All this uncertainty puts compliance officers in a difficult place. To manage this challenge:

  • Identify regulatory schemes that are likely to be challenged: The first thing to do is identify the regulatory schemes that are likely to be challenged, and then determine if they affect your business. If they do, then…
  • make a tentative plan: Look at the proposed regulation and make a plan to comply with it. See if you can find synergies between other laws that apply to your business in other parts of the world. Let them guide your planning.
  • look carefully: Many law firms issue alerts when the courts rule on important regulatory issues or Congress passes important regulations that affect businesses. Ask to be added to these companies’ lists so that you are aware of these changes.
  • Pay attention to the rest of the world.: When it comes to ESG, climate change or privacy, look to Europe to guide your actions. Many European laws are, by design, meant to catch a company selling in the European Union, even if the company has no physical presence in the bloc. By following European laws, you will likely comply with many US laws when they take effect.
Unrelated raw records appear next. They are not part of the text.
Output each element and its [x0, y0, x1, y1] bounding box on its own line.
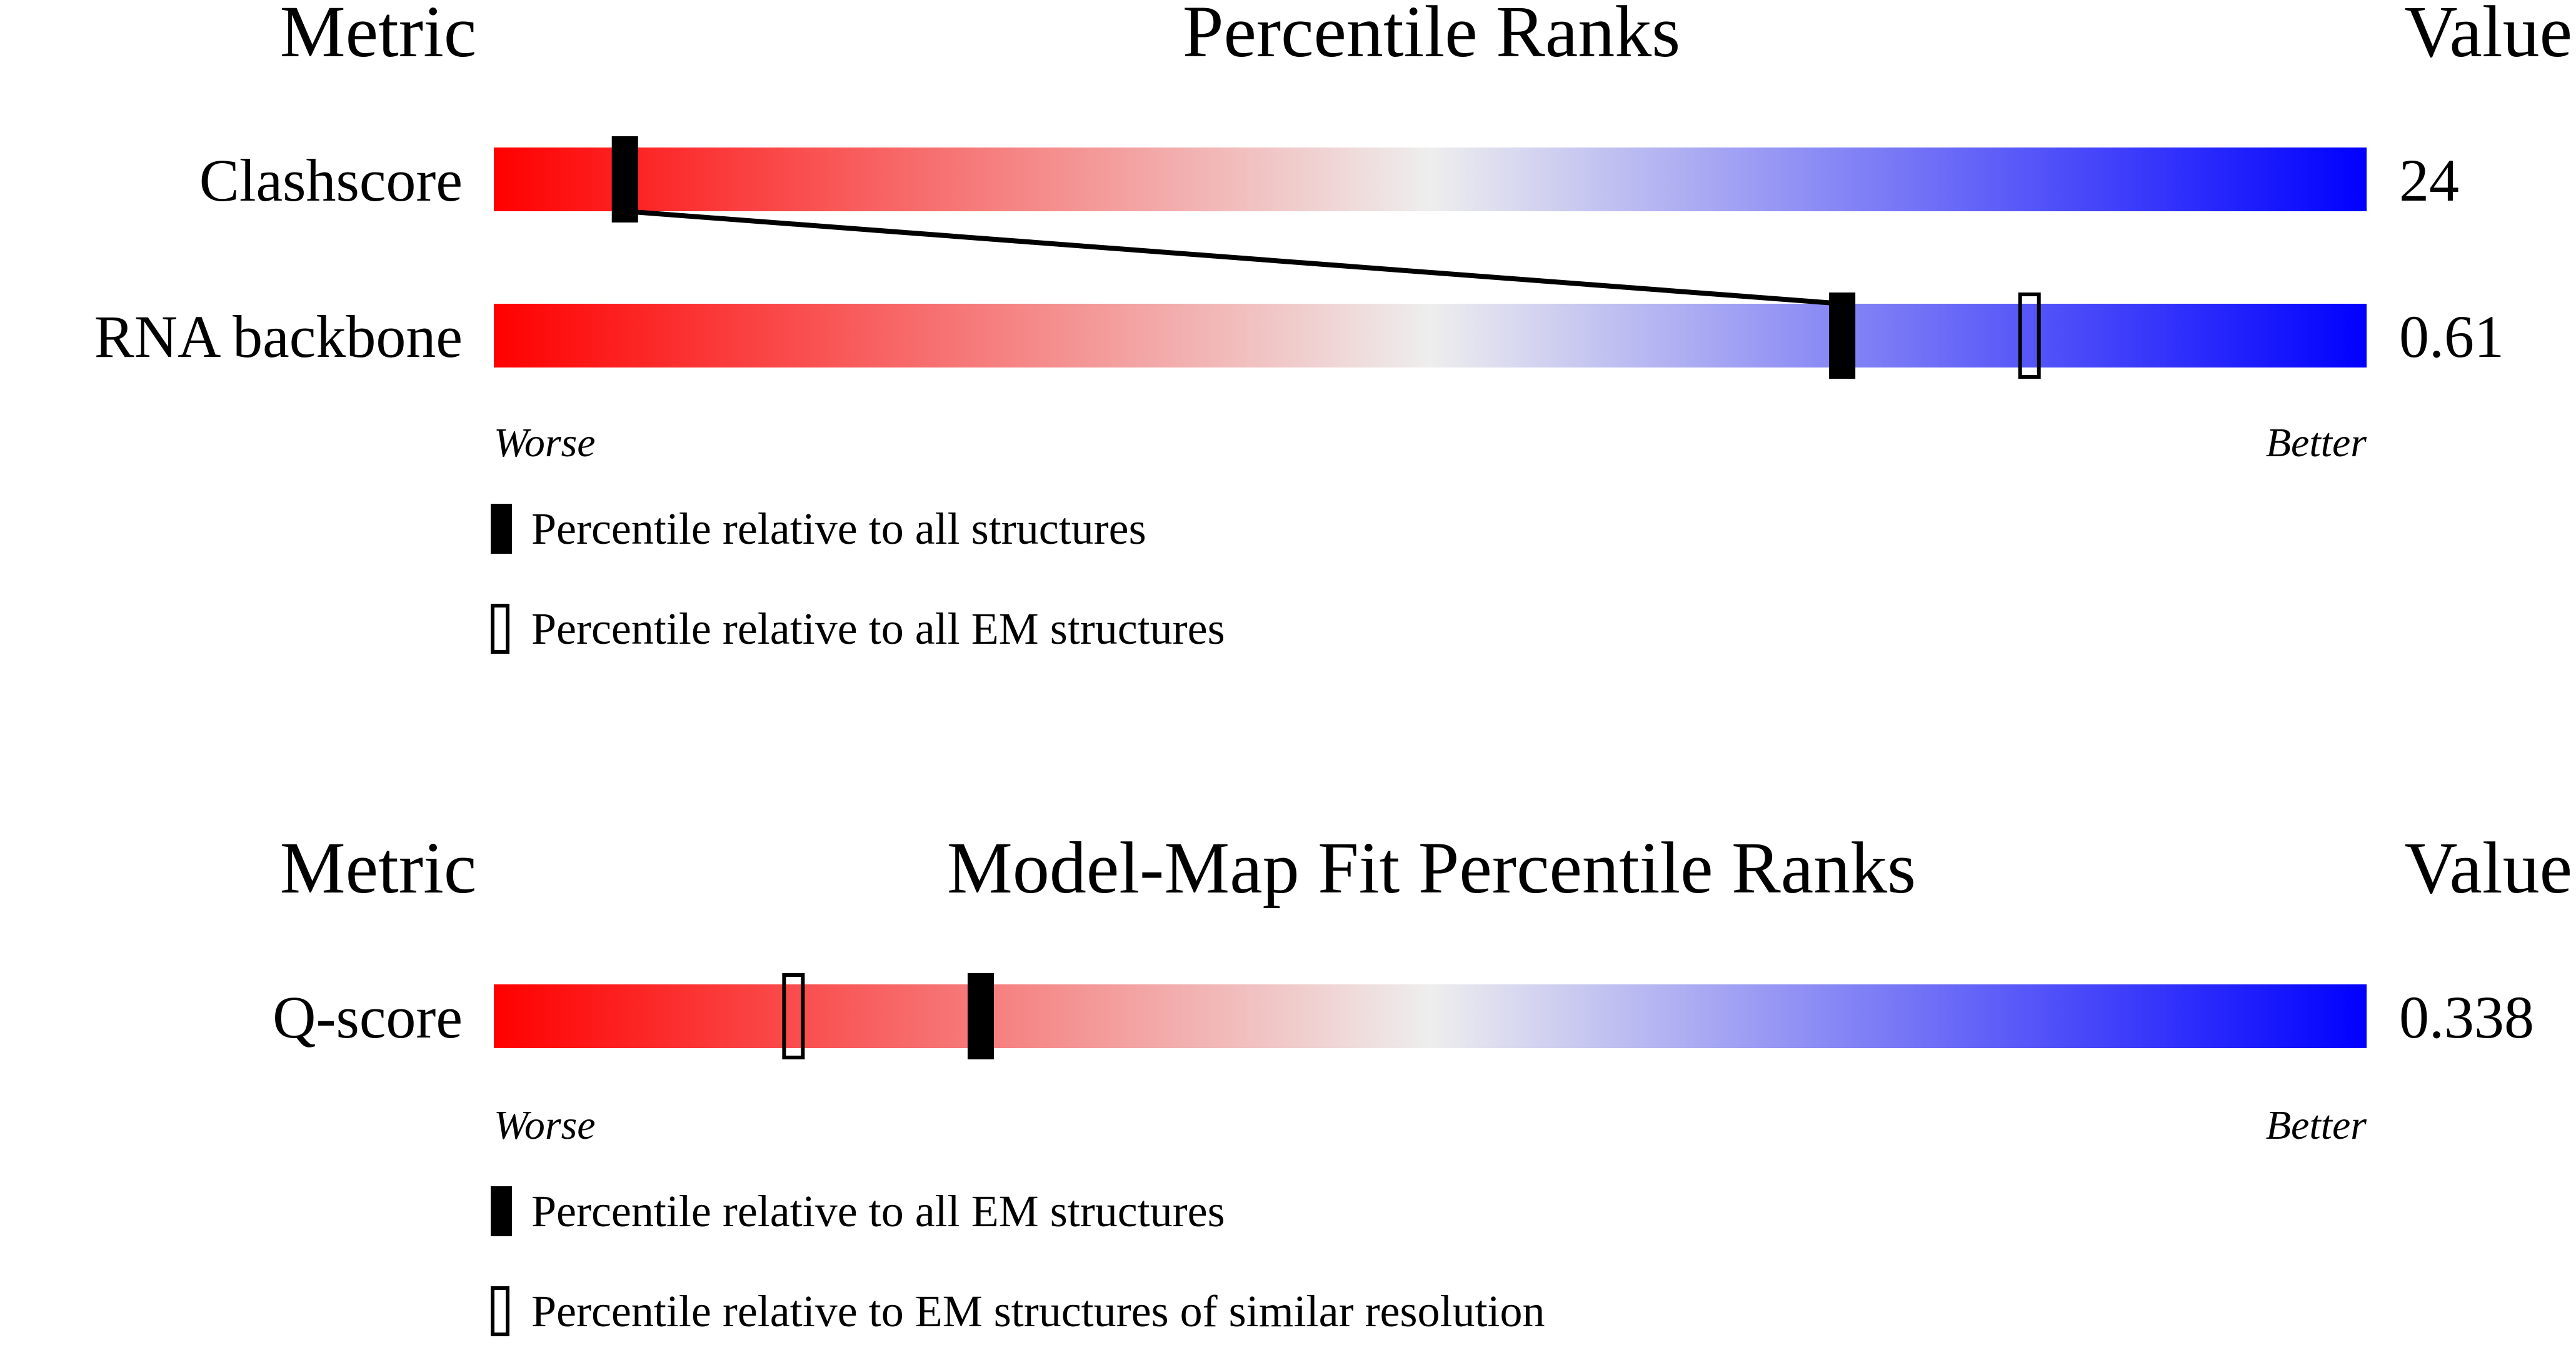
value-header: Value	[2404, 827, 2572, 909]
metric-header: Metric	[280, 0, 477, 72]
metric-label: Q-score	[273, 984, 463, 1051]
percentile-bar	[494, 148, 2367, 211]
filled-percentile-marker	[967, 973, 994, 1059]
worse-label: Worse	[494, 420, 596, 466]
metric-row: RNA backbone 0.61	[94, 292, 2504, 379]
legend-filled-swatch	[491, 504, 512, 554]
metric-label: Clashscore	[199, 147, 463, 214]
percentile-panel-1: Metric Percentile Ranks Value Clashscore 24 R…	[94, 0, 2572, 654]
metric-row: Q-score 0.338	[273, 973, 2534, 1059]
legend-item: Percentile relative to all EM structures	[491, 1186, 1225, 1236]
percentile-connector-line	[624, 209, 1843, 306]
metric-label: RNA backbone	[94, 303, 463, 370]
legend-item: Percentile relative to all structures	[491, 504, 1146, 554]
metric-header: Metric	[280, 827, 477, 909]
panel-title: Model-Map Fit Percentile Ranks	[947, 827, 1916, 909]
legend-open-swatch	[491, 604, 509, 654]
legend-label: Percentile relative to all EM structures	[531, 1186, 1225, 1236]
percentile-panel-2: Metric Model-Map Fit Percentile Ranks Valu…	[273, 827, 2572, 1336]
metric-row: Clashscore 24	[199, 136, 2459, 222]
metric-value: 0.61	[2399, 303, 2504, 370]
percentile-bar	[494, 304, 2367, 368]
panel-title: Percentile Ranks	[1183, 0, 1680, 72]
percentile-bar	[494, 984, 2367, 1048]
legend-open-swatch	[491, 1286, 509, 1336]
open-percentile-marker	[782, 973, 805, 1059]
metric-value: 24	[2399, 147, 2459, 214]
legend-filled-swatch	[491, 1186, 512, 1236]
legend-item: Percentile relative to EM structures of …	[491, 1286, 1545, 1336]
better-label: Better	[2266, 1102, 2367, 1148]
value-header: Value	[2404, 0, 2572, 72]
legend-label: Percentile relative to all EM structures	[531, 604, 1225, 654]
legend-label: Percentile relative to all structures	[531, 504, 1146, 554]
filled-percentile-marker	[611, 136, 638, 222]
open-percentile-marker	[2018, 292, 2041, 379]
metric-value: 0.338	[2399, 984, 2534, 1051]
better-label: Better	[2266, 420, 2367, 466]
legend-item: Percentile relative to all EM structures	[491, 604, 1225, 654]
legend-label: Percentile relative to EM structures of …	[531, 1286, 1545, 1336]
worse-label: Worse	[494, 1102, 596, 1148]
filled-percentile-marker	[1829, 292, 1856, 379]
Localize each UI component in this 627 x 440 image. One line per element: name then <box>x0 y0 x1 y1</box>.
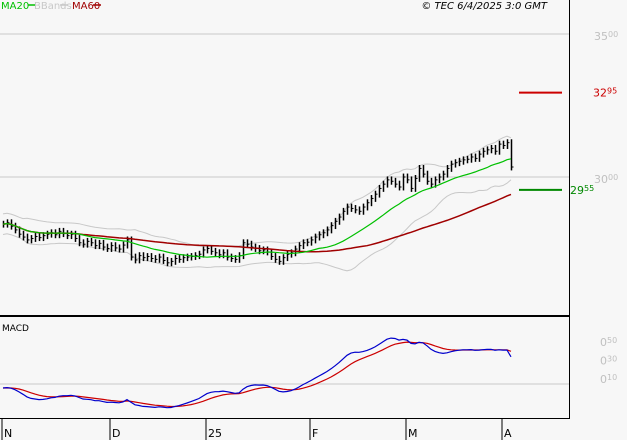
x-tick-label: M <box>408 427 418 440</box>
macd-panel: MACD <box>2 324 512 409</box>
x-tick-label: D <box>112 427 120 440</box>
macd-tick-label: 050 <box>600 336 617 349</box>
bollinger-bands <box>2 135 512 272</box>
price-levels: 3295 2955 <box>519 87 617 197</box>
legend: MA20 BBands MA60 © TEC 6/4/2025 3:0 GMT <box>1 1 548 12</box>
price-tick-label: 3000 <box>594 173 618 186</box>
price-bars <box>2 139 514 267</box>
x-axis: N D 25 F M A <box>1 419 512 440</box>
legend-bbands: BBands <box>34 1 72 12</box>
macd-tick-label: 030 <box>600 354 617 367</box>
bband-lower <box>2 179 512 272</box>
copyright: © TEC 6/4/2025 3:0 GMT <box>421 1 548 12</box>
x-tick-label: A <box>504 427 512 440</box>
macd-tick-label: 010 <box>600 373 617 386</box>
bband-upper <box>2 135 512 248</box>
grid <box>0 33 569 385</box>
macd-title: MACD <box>2 324 29 334</box>
macd-line <box>2 337 512 409</box>
price-tick-label: 3500 <box>594 30 618 43</box>
legend-ma20: MA20 <box>1 1 29 12</box>
resistance-label: 3295 <box>593 87 617 100</box>
moving-averages <box>2 158 512 258</box>
support-label: 2955 <box>570 184 594 197</box>
ma20-line <box>2 158 512 258</box>
x-tick-label: F <box>312 427 318 440</box>
x-tick-label: N <box>4 427 12 440</box>
ma60-line <box>2 193 512 253</box>
macd-signal-line <box>2 341 512 408</box>
x-tick-label: 25 <box>208 427 222 440</box>
legend-ma60: MA60 <box>72 1 100 12</box>
price-axis: 3500 3000 050 030 010 <box>594 30 618 386</box>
The US regulatory landscape is likely to change in the wake of the West Virginia decision, but that does not mean that the rest of the world will follow suit. We predict that if the SEC rules are finalized as previously published, they may be challenged in court under the lead questions doctrine, which could prevent them from being implemented or require revision. Other regulatory schemes can be challenged using the same grounds, which will create uncertainty in the compliance and ESG world as the courts decide which regulatory schemes can remain in force or be implemented. Pay attention, plan and always follow the path of ethics and integrity to have a strong, defensible and sustainable compliance program.